A child’s presentation depends on the nature of the habit and level of the child’s awareness of the behavior. Habit behaviors can be described as either automatic or focused, depending on the child’s level of awareness. It has been suggested that a focused style (e.g., having awareness and receiving gratification from performing the behavior) is associated with higher levels of co-occurring habits. This style in hair pulling has been linked with increased depression, anxiety, and impairment in functioning, particularly during stressful events and onset of puberty.
Teeth grinding, or bruxism, is common, can begin in the first 5 yr of life, and may be associated with daytime anxiety. Untreated bruxism can cause problems with dental occlusion. Helping the child find ways to reduce anxiety might relieve the problem; bedtime can be made more relaxing by reading or talking with the child and allowing the child to discuss fears. Praise and other emotional support are useful. Persistent bruxism requires referral to a dentist and can manifest as muscular or temporomandibular joint pain.
Thumb sucking is normal in infancy and toddlerhood. Like other rhythmic patterns of behavior, thumb sucking is self-soothing. Basic behavioral management, including encouraging parents to ignore thumb sucking and instead focus on providing the child with praise for substitute behaviors, is often effective treatment. Simple reinforcers, such as giving the child a sticker for each block of time that he or she does not suck the thumb, can also be considered. Although some literature suggests that the use of noxious agents (bitter salves) may be effective in controlling thumb sucking, this approach should rarely be necessary.

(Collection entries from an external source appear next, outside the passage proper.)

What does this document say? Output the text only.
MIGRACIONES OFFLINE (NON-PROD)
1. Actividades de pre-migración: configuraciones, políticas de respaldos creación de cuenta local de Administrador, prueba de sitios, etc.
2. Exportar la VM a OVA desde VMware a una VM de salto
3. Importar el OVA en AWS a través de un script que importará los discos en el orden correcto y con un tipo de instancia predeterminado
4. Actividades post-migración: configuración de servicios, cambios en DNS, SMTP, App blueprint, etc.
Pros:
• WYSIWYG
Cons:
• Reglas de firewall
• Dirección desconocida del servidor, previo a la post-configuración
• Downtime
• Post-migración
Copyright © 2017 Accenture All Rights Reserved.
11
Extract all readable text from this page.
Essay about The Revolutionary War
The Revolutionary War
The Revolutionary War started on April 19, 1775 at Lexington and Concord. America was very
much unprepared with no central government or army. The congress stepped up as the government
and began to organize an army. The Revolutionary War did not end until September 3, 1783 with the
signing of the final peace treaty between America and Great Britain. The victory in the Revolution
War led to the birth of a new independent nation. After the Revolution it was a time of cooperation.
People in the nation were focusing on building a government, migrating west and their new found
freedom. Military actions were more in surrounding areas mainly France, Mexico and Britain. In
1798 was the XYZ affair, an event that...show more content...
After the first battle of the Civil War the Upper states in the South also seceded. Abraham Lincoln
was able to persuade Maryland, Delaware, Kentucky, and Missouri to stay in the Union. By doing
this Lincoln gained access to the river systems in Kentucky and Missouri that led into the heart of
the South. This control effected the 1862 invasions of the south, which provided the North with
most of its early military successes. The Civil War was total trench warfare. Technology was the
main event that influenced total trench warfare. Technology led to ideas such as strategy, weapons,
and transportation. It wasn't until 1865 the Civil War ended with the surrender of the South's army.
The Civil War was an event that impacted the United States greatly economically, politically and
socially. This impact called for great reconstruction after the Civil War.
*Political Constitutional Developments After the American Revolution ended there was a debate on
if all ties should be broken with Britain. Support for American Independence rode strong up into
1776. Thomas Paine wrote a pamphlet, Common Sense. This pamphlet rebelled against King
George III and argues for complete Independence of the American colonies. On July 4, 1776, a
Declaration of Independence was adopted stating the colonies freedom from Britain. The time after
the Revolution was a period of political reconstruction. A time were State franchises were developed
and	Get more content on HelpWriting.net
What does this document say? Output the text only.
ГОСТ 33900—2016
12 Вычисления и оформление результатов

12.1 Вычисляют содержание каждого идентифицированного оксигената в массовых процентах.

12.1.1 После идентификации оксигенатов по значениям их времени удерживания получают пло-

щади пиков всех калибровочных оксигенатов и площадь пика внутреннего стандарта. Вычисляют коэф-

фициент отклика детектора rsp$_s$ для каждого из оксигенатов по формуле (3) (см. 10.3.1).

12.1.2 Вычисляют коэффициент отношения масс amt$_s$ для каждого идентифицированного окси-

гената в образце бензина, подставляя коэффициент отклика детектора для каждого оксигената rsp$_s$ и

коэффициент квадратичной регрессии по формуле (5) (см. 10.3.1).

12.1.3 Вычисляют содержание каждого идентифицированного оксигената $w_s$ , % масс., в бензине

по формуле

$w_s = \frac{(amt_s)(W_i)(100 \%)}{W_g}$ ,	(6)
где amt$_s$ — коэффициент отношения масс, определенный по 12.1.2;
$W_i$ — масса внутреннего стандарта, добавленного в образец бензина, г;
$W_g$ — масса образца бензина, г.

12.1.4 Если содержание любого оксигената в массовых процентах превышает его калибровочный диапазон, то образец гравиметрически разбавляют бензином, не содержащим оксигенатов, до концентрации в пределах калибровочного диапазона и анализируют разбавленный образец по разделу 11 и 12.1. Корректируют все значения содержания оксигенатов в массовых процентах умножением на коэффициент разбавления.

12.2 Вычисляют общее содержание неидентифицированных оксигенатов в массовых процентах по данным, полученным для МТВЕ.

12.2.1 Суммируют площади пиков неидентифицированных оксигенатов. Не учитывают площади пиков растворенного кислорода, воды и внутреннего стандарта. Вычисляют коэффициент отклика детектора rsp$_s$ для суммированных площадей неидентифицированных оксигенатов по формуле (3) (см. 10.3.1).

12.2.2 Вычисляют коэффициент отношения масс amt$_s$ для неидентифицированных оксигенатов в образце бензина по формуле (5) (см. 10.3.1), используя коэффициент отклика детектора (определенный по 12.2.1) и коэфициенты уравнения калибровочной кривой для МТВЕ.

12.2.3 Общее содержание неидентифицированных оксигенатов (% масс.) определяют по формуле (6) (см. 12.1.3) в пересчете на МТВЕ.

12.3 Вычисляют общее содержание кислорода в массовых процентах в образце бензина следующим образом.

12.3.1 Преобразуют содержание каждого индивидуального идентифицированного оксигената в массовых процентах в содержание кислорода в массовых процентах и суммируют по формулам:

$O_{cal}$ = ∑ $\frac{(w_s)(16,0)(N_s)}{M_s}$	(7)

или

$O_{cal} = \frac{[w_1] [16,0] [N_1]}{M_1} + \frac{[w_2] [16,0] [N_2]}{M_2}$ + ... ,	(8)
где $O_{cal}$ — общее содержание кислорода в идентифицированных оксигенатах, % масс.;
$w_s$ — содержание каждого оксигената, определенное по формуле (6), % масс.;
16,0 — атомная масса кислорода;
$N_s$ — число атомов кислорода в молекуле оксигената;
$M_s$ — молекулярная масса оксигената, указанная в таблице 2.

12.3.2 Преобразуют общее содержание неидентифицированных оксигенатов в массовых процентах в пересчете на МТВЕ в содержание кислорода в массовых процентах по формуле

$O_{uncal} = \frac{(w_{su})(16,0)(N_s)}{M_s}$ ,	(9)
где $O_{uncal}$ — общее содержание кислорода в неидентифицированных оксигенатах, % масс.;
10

Trichotillomania is the repetitive pulling of hair resulting in loss and strand breakage of hair (Chapter 654). The usual age of onset of trichotillomania is around 13 yr, although preschoolers have been described with this disorder. Children with trichotillomania have an increasing sense of tension immediately before pulling or when resisting the behavior, followed by pleasure or relief when pulling out the hair. The prevalence of trichotillomania in children is not well known but is believed to be 1-2% in college students. Although trichotillomania often remits spontaneously, treatment of those whose disorder has been present for >6 mo is unlikely to remit and requires behavioral treatment. Selective serotonin reuptake inhibitors (SSRIs) such as fluoxetine have some success as adjuncts.